身体能力の低下: 転倒しやすくなったり、手先の細かい作業が難しくなったりすることで、行動の制約が増え、フラストレーションがたまることがあります。
心理的な変化
不安や混乱: 認知機能の低下により、自分の身に何が起こっているのか理解できず、不安や混乱を感じやすくなります。この不安から、繰り返し同じ質問をしたり、落ち着かない行動をとったりすることがあります。

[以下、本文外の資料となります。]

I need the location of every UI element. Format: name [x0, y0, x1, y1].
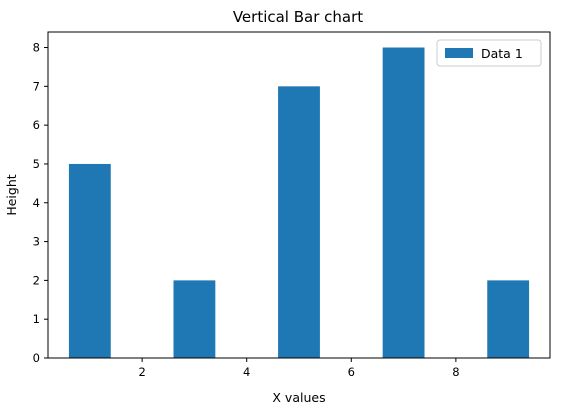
bar-5: [487, 280, 530, 358]
bars-layer: [68, 47, 530, 359]
y-tick-label: 1: [33, 312, 40, 326]
legend: Data 1: [436, 39, 542, 67]
x-axis-ticks: 2 4 6 8: [138, 358, 460, 379]
y-tick-label: 0: [33, 351, 40, 365]
x-axis-label: X values: [272, 390, 325, 405]
bar-2: [173, 280, 216, 358]
legend-swatch-data-1: [445, 48, 473, 58]
x-tick-label: 8: [452, 365, 459, 379]
chart-title: Vertical Bar chart: [233, 8, 363, 26]
x-tick-label: 6: [348, 365, 355, 379]
x-tick-label: 2: [138, 365, 145, 379]
plot-area-frame: [47, 31, 551, 359]
x-tick-label: 4: [243, 365, 250, 379]
y-tick-label: 5: [33, 157, 40, 171]
y-tick-label: 8: [33, 41, 40, 55]
y-tick-label: 4: [33, 196, 40, 210]
bar-1: [68, 163, 111, 358]
y-tick-label: 7: [33, 79, 40, 93]
bar-4: [382, 47, 425, 359]
y-tick-label: 2: [33, 273, 40, 287]
y-tick-label: 3: [33, 235, 40, 249]
y-axis-label: Height: [4, 174, 19, 215]
legend-label-data-1: Data 1: [481, 46, 523, 61]
y-axis-ticks: 0 1 2 3 4 5 6 7 8: [33, 41, 48, 365]
legend-box: [436, 39, 542, 67]
bar-3: [278, 86, 320, 358]
y-tick-label: 6: [33, 118, 40, 132]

自尊心の低下、羞恥心: 自分の記憶力や判断力が落ちていることを自覚し、自信を失ったり、他人に知られることを恥ずかしく思ったりすることがあります。これが、話をごまかしたり、頑固になったりする原因になることもあります。
過去の経験や性格の影響: 長年培ってきた性格やライフスタイル、過去のトラウマなどが、認知機能の低下と相まって、特定の「とんちんかん」な言動として現れることがあります。
喪失感: 定年退職、配偶者や友人の死、身体能力の衰えなど、高齢期には多くの喪失体験を伴います。これらの喪失感は、精神的な不安定さにつながり、言動にも影響を与えることがあります。
閉じこもりや孤立: 認知機能の低下や身体機能の衰えにより、外出や人との交流が減り、閉じこもりがちになります。これにより、刺激が減り、認知機能の低下がさらに進む悪循環に陥ることもあります。
大切な視点
「とんちんかん」な行為が増えることは、単なる「わがまま」や「性格の変化」と捉えるべきではありません。多くの場合、脳の機能低下や心身の不調が根底にあり、本人は自覚がないか、あったとしてもどうすることもできない状態であることが多いです。
病気のサインの可能性: 特に、急激な変化や日常生活に支障をきたすほどの「とんちんかん」な言動が見られる場合は、認知症(アルツハイマー型認知症、脳血管性認知症、レビー小体型認知症など)やうつ病、その他の病気が原因である可能性も考慮し、医療機関(かかりつけ医、神経内科、精神科など)を受診することが重要です。
本人の苦悩の理解: 本人も混乱し、不安を感じていることが多いです。周囲の理解と適切なサポートが不可欠です。否定せずに、本人の世界観に寄り添い、安心感を与えるような対応が求められます。
環境調整の重要性: 混乱を招く要因を減らす、見守りを強化する、コミュニケーションの方法を工夫するなど、環境を整えることで、不適切な行動を減らすことができる場合があります。
高齢期における「とんちんかん」な行為は、単なる老化現象として片付けず、その背景にある心身の状態を理解しようとすることが、本人にとっても周囲にとってもより良い関係を築く上で非常に大切です。